The Maysles' reply: "We want you to just ignore us."
"We thought that was the best piece of direction we'd ever received," McCartney recalled, and when he hit on the idea of a film centered on the 9/11 concert, he said he asked Albert Maysles, then 74, "Will you just do it all again? I'll ignore you again."
"The Love We Make" reflects Maysles' signature black-and-white style and fly-on-the-wall unobtrusiveness.
"Albert has this great way of hiding," said McCartney, who spoke with satisfaction of his own lack of guardedness in the presence of Maysles' camera.
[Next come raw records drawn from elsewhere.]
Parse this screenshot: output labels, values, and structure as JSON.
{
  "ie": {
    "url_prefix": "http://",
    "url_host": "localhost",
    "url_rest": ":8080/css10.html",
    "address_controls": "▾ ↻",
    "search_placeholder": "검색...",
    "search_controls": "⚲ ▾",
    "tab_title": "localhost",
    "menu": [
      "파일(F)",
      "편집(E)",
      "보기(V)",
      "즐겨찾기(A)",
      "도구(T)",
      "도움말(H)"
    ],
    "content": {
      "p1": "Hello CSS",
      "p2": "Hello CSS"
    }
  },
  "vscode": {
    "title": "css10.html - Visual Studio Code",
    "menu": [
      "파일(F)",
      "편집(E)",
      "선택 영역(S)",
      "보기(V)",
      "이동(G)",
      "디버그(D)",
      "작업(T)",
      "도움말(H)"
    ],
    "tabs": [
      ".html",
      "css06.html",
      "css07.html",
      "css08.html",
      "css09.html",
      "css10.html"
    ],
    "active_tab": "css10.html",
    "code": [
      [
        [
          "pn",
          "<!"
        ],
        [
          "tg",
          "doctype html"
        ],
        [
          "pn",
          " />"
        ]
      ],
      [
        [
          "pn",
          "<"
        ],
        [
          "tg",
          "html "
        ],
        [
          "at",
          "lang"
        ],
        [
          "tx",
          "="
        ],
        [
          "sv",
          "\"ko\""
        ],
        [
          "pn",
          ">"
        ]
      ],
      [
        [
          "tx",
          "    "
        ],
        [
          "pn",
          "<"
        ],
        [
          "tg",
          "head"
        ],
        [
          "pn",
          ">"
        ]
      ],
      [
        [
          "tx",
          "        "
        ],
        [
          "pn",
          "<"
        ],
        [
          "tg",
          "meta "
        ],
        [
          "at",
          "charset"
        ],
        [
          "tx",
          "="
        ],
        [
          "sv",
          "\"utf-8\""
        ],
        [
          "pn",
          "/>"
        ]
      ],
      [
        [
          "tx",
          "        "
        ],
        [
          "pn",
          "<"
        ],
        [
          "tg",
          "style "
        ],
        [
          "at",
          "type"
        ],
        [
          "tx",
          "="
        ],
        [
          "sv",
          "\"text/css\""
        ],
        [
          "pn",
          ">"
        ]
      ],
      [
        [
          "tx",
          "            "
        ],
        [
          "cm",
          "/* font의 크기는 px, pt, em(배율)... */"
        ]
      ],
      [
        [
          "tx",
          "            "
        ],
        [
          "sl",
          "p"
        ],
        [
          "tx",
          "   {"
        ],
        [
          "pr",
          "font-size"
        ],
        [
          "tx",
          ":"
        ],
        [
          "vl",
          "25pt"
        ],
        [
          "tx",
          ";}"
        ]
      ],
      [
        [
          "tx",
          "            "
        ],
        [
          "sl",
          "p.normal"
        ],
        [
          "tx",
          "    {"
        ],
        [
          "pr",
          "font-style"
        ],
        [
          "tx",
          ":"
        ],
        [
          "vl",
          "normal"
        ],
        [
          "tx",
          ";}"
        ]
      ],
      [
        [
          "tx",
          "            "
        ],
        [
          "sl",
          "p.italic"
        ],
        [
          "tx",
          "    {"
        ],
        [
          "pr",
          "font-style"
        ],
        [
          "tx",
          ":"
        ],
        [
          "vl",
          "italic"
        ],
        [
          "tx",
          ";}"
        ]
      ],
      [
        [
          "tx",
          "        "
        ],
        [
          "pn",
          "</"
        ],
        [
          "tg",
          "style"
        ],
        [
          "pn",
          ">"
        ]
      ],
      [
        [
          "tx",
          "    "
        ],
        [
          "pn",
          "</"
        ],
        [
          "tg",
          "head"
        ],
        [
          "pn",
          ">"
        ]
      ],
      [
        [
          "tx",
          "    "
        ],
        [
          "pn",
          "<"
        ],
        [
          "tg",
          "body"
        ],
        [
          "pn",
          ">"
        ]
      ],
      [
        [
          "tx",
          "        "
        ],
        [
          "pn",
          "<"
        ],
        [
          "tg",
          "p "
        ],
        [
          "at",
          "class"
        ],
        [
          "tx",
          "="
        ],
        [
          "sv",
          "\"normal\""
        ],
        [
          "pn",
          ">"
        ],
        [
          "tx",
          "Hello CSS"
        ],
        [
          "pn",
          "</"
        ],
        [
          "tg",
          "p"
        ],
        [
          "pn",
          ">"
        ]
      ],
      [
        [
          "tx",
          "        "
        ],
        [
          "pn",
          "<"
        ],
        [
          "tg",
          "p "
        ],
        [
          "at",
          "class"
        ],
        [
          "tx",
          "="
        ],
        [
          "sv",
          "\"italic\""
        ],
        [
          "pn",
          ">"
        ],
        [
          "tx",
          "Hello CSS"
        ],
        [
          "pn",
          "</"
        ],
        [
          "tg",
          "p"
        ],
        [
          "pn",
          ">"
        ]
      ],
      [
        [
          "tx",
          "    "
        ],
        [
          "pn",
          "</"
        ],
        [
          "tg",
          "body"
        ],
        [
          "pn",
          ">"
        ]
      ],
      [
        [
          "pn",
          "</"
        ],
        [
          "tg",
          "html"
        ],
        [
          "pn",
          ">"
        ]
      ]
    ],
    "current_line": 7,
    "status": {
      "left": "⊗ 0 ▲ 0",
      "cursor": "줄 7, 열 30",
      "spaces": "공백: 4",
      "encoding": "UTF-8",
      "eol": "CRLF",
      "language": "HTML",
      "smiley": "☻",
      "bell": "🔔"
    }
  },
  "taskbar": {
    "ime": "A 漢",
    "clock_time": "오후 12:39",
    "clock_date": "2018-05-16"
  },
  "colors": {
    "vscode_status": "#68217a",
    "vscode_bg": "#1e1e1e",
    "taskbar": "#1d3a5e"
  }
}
"There are backstage moments that are very intimate," he said. "I'm talking to Bill (Clinton) as if he's an old friend, forgetting that he was the president of America. And the guys in the Who — again, it's very intimate."
McCartney recalled that, just after 9/11, "there was fear in the air. I had never experienced that, particularly in New York, and this was where the idea of doing a show came about."
By Oct. 20, when the concert took place, "we were emerging from the fearfulness of the immediate impact," and in the audience "you were seeing the emotion releasing through music. ... We actually felt like we were doing a bit of good."
McCartney said the concert exemplifies his theory that "music can really be healing."
"I've lucked out to be in a profession where I can actually help heal, let people get in touch with their emotions," while, at the same time, he gets in touch with his.
"It's a magical thing. And I do mean that. People say, 'You believe in magic?' I really do. I have to."
McCartney said he thinks back to the early days of the Beatles, and those memories "are etched in my mind."
But he finds life, and music-making, better than ever at age 69.
"Whereas I would expect to have been jaded by now, it actually seems new every time I do it," he said, just hours before his Cincinnati performance, part of his On the Run tour. "It has become probably more exciting that ever for me."